Limitations: each command line is a separate script context, there are no script states (e.g. variables) preserved between lines entered. Actions defined in one-liners are also discarded after the one-liner finished. For such use cases, stored script shall be written.

Live Scripting

Action LiveScript() pops up the Live Scripting window. The script entered here can be executed, saved or loaded.

The main use case is experimenting with board edit (object generation) sctipts: pcb-rnd keeps track of board edits execution may have done and can undo them. The re-run button combines "undo the effects of the previous run and run the new version of the script" into a single click.

Using the persistent mode allows developers to debug, fix and finalize a script that is intended to be used as a stored script. This mode allows the script to register actions.

A Live Scripting Tutorial is available in the knowledge pool.

Scripting - Developer Intro

The big picture

The main interface between pcb-rnd internals and the outside world (e.g. user interface, scripts) is called actions. An action is typically a function with a few arguments that executes a smallish task. The actions implemented by pcb-rnd are all functions written in C; some of the actions are part of core pcb-rnd, others are implemented in plugins.

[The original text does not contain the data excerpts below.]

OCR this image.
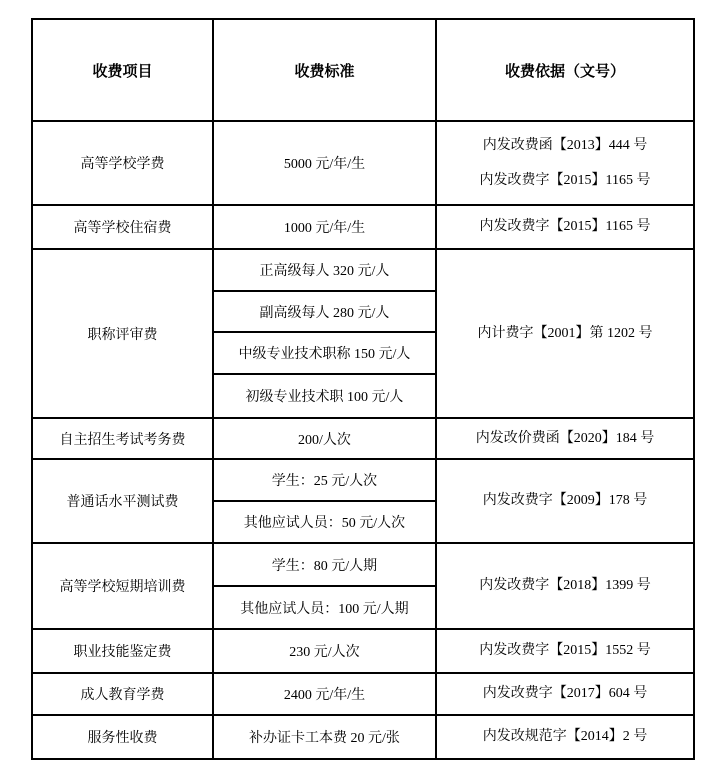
收费项目	收费标准	收费依据（文号）
高等学校学费	5000 元/年/生	内发改费函【2013】444 号
内发改费字【2015】1165 号

高等学校住宿费	1000 元/年/生	内发改费字【2015】1165 号

职称评审费	正高级每人 320 元/人	内计费字【2001】第 1202 号

	副高级每人 280 元/人	
	中级专业技术职称 150 元/人	
	初级专业技术职 100 元/人	
自主招生考试考务费	200/人次	内发改价费函【2020】184 号

普通话水平测试费	学生：25 元/人次	内发改费字【2009】178 号

	其他应试人员：50 元/人次	
高等学校短期培训费	学生：80 元/人期	内发改费字【2018】1399 号

	其他应试人员：100 元/人期	
职业技能鉴定费	230 元/人次	内发改费字【2015】1552 号

成人教育学费	2400 元/年/生	内发改费字【2017】604 号

服务性收费	补办证卡工本费 20 元/张	内发改规范字【2014】2 号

GUI operations, menu items, clicking on buttons all call these actions. The advantage of this system is that the actions are accessible in an user-interface-independent way: the same operations can be done with and without GUI, initiated by an user with a mouse or by a script.

Thus the two main aspects of pcb-rnd scripting are:

Defining actions

With fungw, every action is just a native function - the syntax varies from scripting language to scripting language (see the rosetta hello world example). The arguments of the function are the arguments of the action. The return value of the function is the return value of the action.

For the arguments, new actions should try to follow the conventions that can be found in already existing core actions for similar purpose.

The return value depends on the purpose of the action. If the action is used to calculate something, typically not changing any global state (e.g. the board), it should return the value calculated, in whatever scalar native data type the scripting language supports. If the action is not called to get a value but to perform some changes, the return value should be an integer: 0 means success, anything else means error.

Calling actions

The script may call any action available at a given time, independently of whether the action is defined in pcb-rnd core, in plugins or in other scripts. In most scripting languages the action call looks like a simple function call: function arguments are the action's arguments, the return value of the function is the return value generated by the action. The calls are all single threaded, blocking calls. The script may use any scalar native data type for action arguments without conversion, fungw will take care of the conversions automatically.

Action names

All action names are registered in lowercase version. The script shall register lower case function names and action (function) calls should be spelled lowercase too.